During the negotiations on the draft presidential statement, one area of discussion centred on the gender and age aspects of mine action. It seems that several Council members, including Ireland, Mexico and Norway, sought stronger language on women, children, and the role of civil society in mine action, which was not included due to the opposition of at least one permanent member. Those advocating stronger language on these issues have apparently expressed the concern that the compromise language in the draft presidential statement is weaker than that contained in resolution 2365. It appears that some Council members also called for the inclusion of language relating to the environmental impact of landmines, IEDs and ERW, but this was not acceptable to some Council members, including permanent members.
The draft presidential statement does not mention specific conventions related to landmines, IEDs and ERW, due to sensitivities regarding this issue.
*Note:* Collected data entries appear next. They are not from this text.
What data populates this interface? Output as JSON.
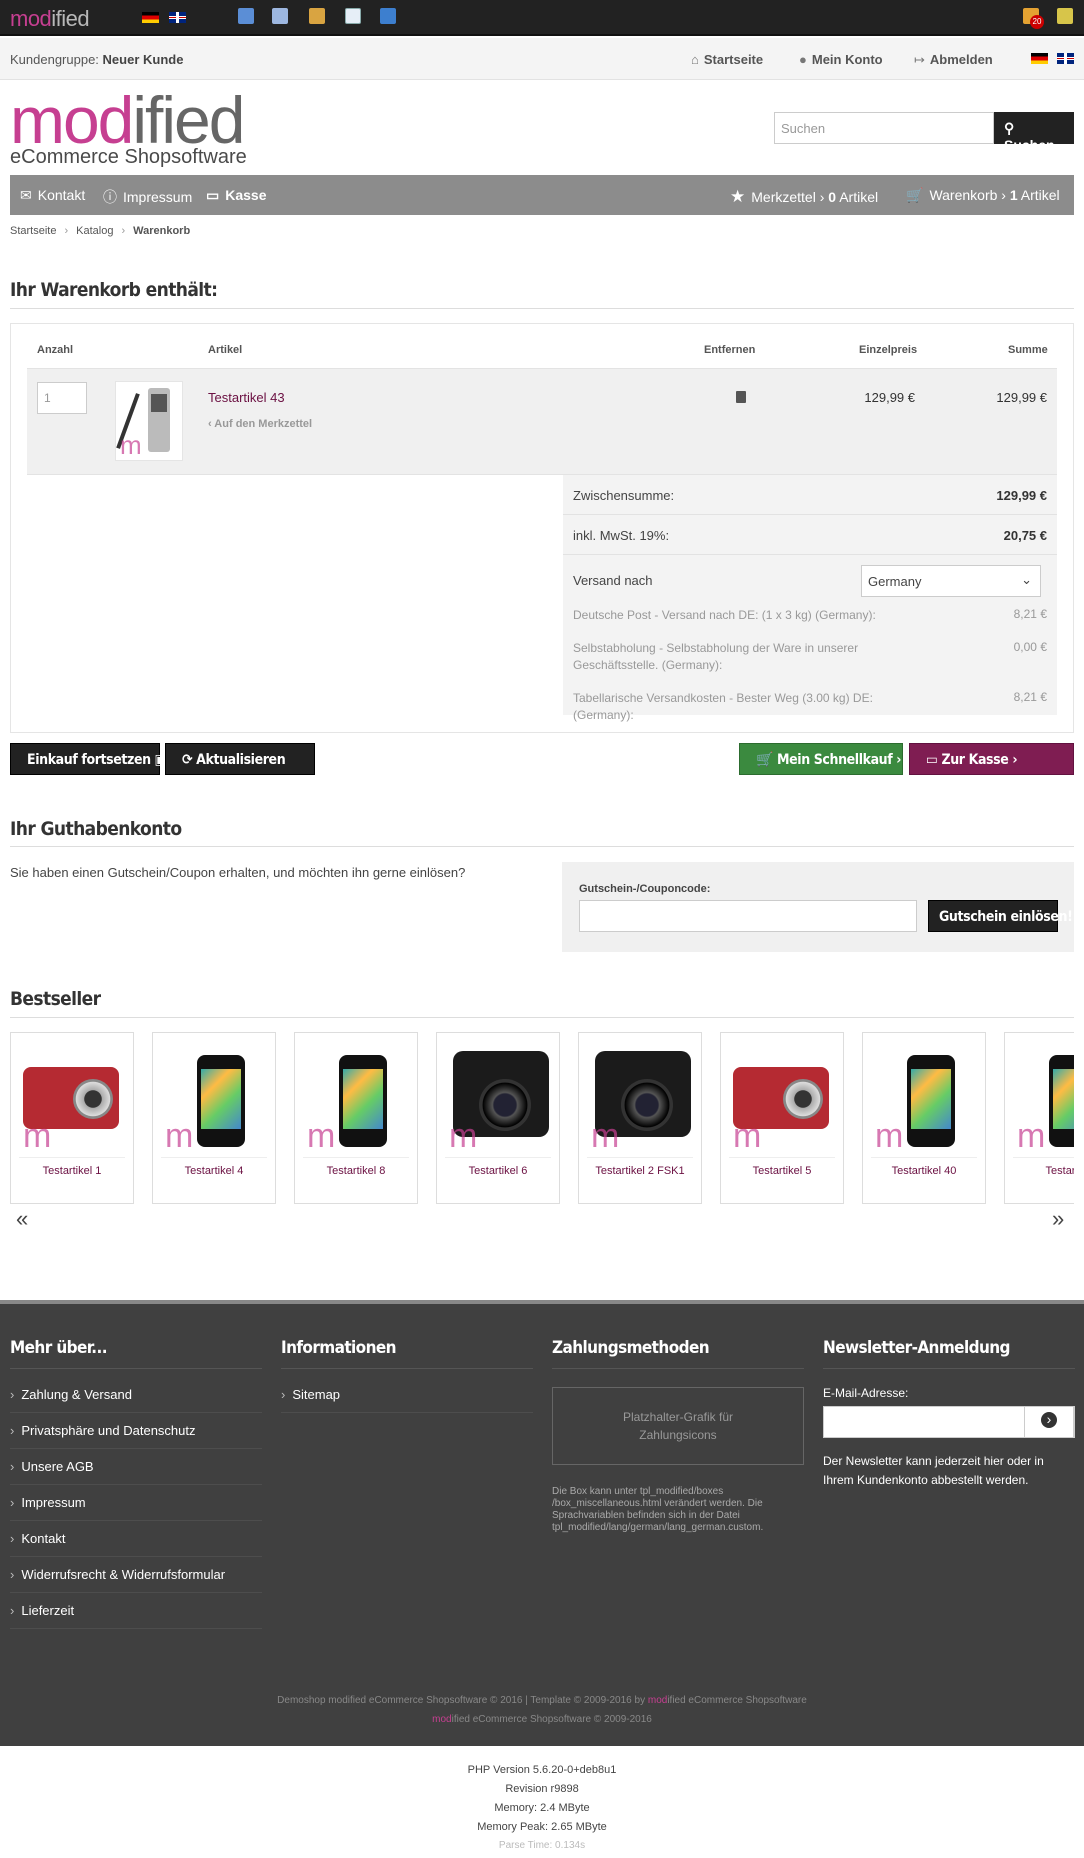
{
  "admin_bar": {
    "logo_left": "mod",
    "logo_right": "ified",
    "badge": "20"
  },
  "topbar": {
    "group_label": "Kundengruppe:",
    "group_value": "Neuer Kunde",
    "links": [
      "Startseite",
      "Mein Konto",
      "Abmelden"
    ]
  },
  "header": {
    "logo_main_a": "mod",
    "logo_main_b": "ified",
    "logo_sub": "eCommerce Shopsoftware",
    "search_placeholder": "Suchen",
    "search_button": "Suchen"
  },
  "nav": {
    "left": [
      "Kontakt",
      "Impressum",
      "Kasse"
    ],
    "merkzettel_label": "Merkzettel",
    "merkzettel_count": "0",
    "merkzettel_unit": "Artikel",
    "cart_label": "Warenkorb",
    "cart_count": "1",
    "cart_unit": "Artikel"
  },
  "breadcrumb": [
    "Startseite",
    "Katalog",
    "Warenkorb"
  ],
  "cart": {
    "title": "Ihr Warenkorb enthält:",
    "headers": {
      "qty": "Anzahl",
      "article": "Artikel",
      "remove": "Entfernen",
      "unit_price": "Einzelpreis",
      "sum": "Summe"
    },
    "item": {
      "qty": "1",
      "name": "Testartikel 43",
      "merkzettel_link": "‹ Auf den Merkzettel",
      "unit_price": "129,99 €",
      "sum": "129,99 €"
    },
    "subtotal_label": "Zwischensumme:",
    "subtotal_value": "129,99 €",
    "tax_label": "inkl. MwSt. 19%:",
    "tax_value": "20,75 €",
    "shipping_label": "Versand nach",
    "shipping_country": "Germany",
    "shipping_options": [
      {
        "text": "Deutsche Post - Versand nach DE: (1 x 3 kg) (Germany):",
        "value": "8,21 €"
      },
      {
        "text": "Selbstabholung - Selbstabholung der Ware in unserer Geschäftsstelle. (Germany):",
        "value": "0,00 €"
      },
      {
        "text": "Tabellarische Versandkosten - Bester Weg (3.00 kg) DE: (Germany):",
        "value": "8,21 €"
      }
    ]
  },
  "buttons": {
    "continue": "Einkauf fortsetzen",
    "update": "Aktualisieren",
    "quickbuy": "Mein Schnellkauf ›",
    "checkout": "Zur Kasse ›"
  },
  "coupon": {
    "title": "Ihr Guthabenkonto",
    "text": "Sie haben einen Gutschein/Coupon erhalten, und möchten ihn gerne einlösen?",
    "field_label": "Gutschein-/Couponcode:",
    "button": "Gutschein einlösen!"
  },
  "bestseller": {
    "title": "Bestseller",
    "items": [
      "Testartikel 1",
      "Testartikel 4",
      "Testartikel 8",
      "Testartikel 6",
      "Testartikel 2 FSK1",
      "Testartikel 5",
      "Testartikel 40",
      "Testartik"
    ],
    "prev": "«",
    "next": "»"
  },
  "footer": {
    "col1_title": "Mehr über...",
    "col1_links": [
      "Zahlung & Versand",
      "Privatsphäre und Datenschutz",
      "Unsere AGB",
      "Impressum",
      "Kontakt",
      "Widerrufsrecht & Widerrufsformular",
      "Lieferzeit"
    ],
    "col2_title": "Informationen",
    "col2_links": [
      "Sitemap"
    ],
    "col3_title": "Zahlungsmethoden",
    "pay_placeholder_1": "Platzhalter-Grafik für",
    "pay_placeholder_2": "Zahlungsicons",
    "pay_note": "Die Box kann unter tpl_modified/boxes /box_miscellaneous.html verändert werden. Die Sprachvariablen befinden sich in der Datei tpl_modified/lang/german/lang_german.custom.",
    "col4_title": "Newsletter-Anmeldung",
    "email_label": "E-Mail-Adresse:",
    "nl_note": "Der Newsletter kann jederzeit hier oder in Ihrem Kundenkonto abbestellt werden.",
    "copy1_a": "Demoshop modified eCommerce Shopsoftware © 2016 | Template © 2009-2016 by ",
    "copy1_b": "mod",
    "copy1_c": "ified eCommerce Shopsoftware",
    "copy2_a": "mod",
    "copy2_b": "ified eCommerce Shopsoftware © 2009-2016"
  },
  "debug": [
    "PHP Version 5.6.20-0+deb8u1",
    "Revision r9898",
    "Memory: 2.4 MByte",
    "Memory Peak: 2.65 MByte",
    "Parse Time: 0.134s"
  ]
}
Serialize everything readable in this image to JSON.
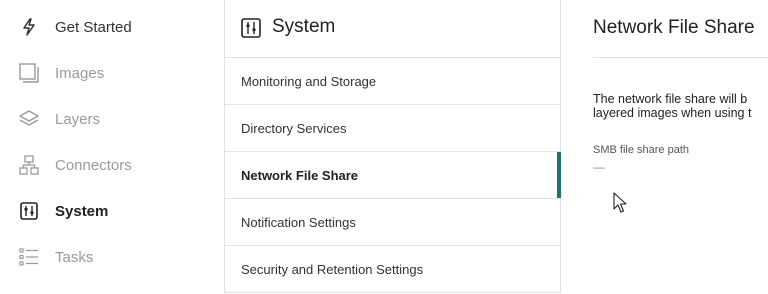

Instead it calls on member states to comply with their respective international treaty obligations with respect to mine action, and their relevant obligations under international humanitarian law.
*Post-script: On 8 April, the Council issued a presidential statement (S/PRST/2021/8), in which it called on member states and other relevant stakeholders to strengthen their efforts to implement resolution 2365, and encouraged the inclusion of mine action, where appropriate, in ceasefire and peace agreements.